Their first sexual encounter occurred in November 2003, after she had been to a therapy session in which she disclosed details of the sexual abuse.

"I was incredibly nervous," she said. She called him afterward, and he invited her to come to the rectory. (The defense maintains she insisted they meet there.)

"When he opened the door, he was standing in his boxers and a T-shirt, and I remember feeling really uncomfortable and very nervous," she said. She recalled that he was whispering.

"Why didn't you just leave?" prosecutor Karen Kugler asked.

"I ask myself that question all the time," the woman said. "I did not want him to feel uncomfortable."

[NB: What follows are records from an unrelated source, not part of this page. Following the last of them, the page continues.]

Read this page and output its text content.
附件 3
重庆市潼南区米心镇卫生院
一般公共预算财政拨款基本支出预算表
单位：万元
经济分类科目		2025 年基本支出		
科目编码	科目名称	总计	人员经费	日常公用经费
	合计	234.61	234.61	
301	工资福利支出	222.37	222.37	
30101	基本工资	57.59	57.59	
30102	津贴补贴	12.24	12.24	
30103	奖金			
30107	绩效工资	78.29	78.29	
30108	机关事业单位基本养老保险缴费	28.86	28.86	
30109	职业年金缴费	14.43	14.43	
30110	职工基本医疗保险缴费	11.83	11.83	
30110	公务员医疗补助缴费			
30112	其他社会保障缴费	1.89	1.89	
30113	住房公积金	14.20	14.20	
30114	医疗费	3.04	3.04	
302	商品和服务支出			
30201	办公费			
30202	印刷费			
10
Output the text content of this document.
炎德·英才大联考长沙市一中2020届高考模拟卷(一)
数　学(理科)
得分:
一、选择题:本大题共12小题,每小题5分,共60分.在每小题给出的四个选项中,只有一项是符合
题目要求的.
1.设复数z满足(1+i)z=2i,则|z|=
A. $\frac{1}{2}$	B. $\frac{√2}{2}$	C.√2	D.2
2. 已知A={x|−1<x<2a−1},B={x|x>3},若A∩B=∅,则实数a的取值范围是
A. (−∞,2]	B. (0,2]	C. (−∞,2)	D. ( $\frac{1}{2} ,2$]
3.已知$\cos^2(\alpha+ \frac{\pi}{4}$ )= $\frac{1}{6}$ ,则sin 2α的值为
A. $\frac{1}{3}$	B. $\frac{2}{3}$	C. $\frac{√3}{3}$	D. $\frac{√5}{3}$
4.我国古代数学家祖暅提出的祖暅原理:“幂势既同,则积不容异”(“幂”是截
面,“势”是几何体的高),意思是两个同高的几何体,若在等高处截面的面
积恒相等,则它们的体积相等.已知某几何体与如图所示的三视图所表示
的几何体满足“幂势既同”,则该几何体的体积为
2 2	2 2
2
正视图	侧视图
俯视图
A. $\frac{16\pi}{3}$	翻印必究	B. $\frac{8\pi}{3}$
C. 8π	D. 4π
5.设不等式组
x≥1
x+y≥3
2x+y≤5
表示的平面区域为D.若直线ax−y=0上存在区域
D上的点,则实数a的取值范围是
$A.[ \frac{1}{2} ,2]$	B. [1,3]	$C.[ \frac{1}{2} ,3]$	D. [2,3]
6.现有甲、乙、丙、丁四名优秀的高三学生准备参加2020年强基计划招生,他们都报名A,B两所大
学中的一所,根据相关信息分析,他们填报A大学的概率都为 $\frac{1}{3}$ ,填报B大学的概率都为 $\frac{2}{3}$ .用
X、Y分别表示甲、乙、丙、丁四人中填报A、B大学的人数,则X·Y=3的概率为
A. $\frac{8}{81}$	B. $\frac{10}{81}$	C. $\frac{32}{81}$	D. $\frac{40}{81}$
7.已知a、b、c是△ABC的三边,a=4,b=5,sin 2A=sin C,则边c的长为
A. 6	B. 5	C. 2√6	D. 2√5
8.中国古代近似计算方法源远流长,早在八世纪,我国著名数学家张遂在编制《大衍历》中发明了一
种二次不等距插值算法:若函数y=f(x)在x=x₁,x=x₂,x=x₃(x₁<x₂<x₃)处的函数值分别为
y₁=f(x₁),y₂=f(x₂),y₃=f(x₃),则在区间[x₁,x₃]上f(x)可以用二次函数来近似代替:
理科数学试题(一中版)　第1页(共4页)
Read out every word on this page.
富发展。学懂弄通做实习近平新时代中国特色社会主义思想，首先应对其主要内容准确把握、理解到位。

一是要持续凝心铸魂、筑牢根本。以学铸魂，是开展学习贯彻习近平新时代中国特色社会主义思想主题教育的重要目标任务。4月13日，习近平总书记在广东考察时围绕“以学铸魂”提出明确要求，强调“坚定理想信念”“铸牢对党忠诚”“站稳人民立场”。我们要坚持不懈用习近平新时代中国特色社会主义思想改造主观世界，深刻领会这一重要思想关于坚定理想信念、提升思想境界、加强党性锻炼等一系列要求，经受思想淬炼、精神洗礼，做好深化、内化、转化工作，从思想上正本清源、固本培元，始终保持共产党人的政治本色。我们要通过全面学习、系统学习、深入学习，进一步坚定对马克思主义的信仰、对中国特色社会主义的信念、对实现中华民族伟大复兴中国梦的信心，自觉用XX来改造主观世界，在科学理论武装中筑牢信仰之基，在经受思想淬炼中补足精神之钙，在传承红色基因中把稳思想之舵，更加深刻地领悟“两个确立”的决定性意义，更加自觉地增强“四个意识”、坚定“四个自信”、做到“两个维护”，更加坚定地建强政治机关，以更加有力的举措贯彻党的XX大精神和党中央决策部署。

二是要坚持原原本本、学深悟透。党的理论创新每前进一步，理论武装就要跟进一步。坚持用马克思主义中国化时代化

Besides, she said, she wanted to talk with him. "I was relieved and excited to see the one person I knew would understand why my day was so difficult."

He asked her to scratch his legs, she said. When he lay on top of her, "I remember panicking and feeling, I don't know what to do."

Wenthe wanted oral sex. "He made me feel like I had started this and I had an obligation to finish what I started," she said.

The sexual relationship continued for some 15 months, even when the woman moved to Arizona and entered an eating-disorder clinic.

Their get-togethers were "always prompted by an offer of consolation or checking in to see 'how you're doing,' that sort of thing," she said.

During the last encounter, Wenthe wanted anal sex in the shower, and the woman said she couldn't do it because of digestive problems associated with her bulimia. She became weak with pain and collapsed, she said.

"He sat on the toilet and just stared at me," the woman said.

Wenthe's attorney, Paul Engh, characterized the relationship as not one between priest and penitent but of two people who loved each other.

"This was a mutual affection that went awry," Engh said.

He described the woman as an active and equal participant in the relationship, as someone who initiated much of the contact.

After a friend reported the relationship to the Archdiocese of St. Paul and Minneapolis, "without my permission," the woman said, she met with then-Archbishop Harry Flynn.

She also wrote letters to officials with the archdiocese, detailing her allegations.

At that point, Flynn told her that things were in place to assure that Wenthe was getting the help he needed and that this "would not happen to anyone else."

The woman said she brought her allegations to police only when she found out the archdiocese had transferred Wenthe to another parish in Delano.

"I was mortified," she said. The new archbishop, the Rev. John Nienstedt, wrote to her, saying she should "trust the shepherds of the church." Wenthe had been "fully rehabilitated," he wrote.

"I didn't want this to happen," the woman said, referring to the criminal charges and the resulting trial. "This is my worst nightmare. I just wanted to make sure this wouldn't happen to anyone else."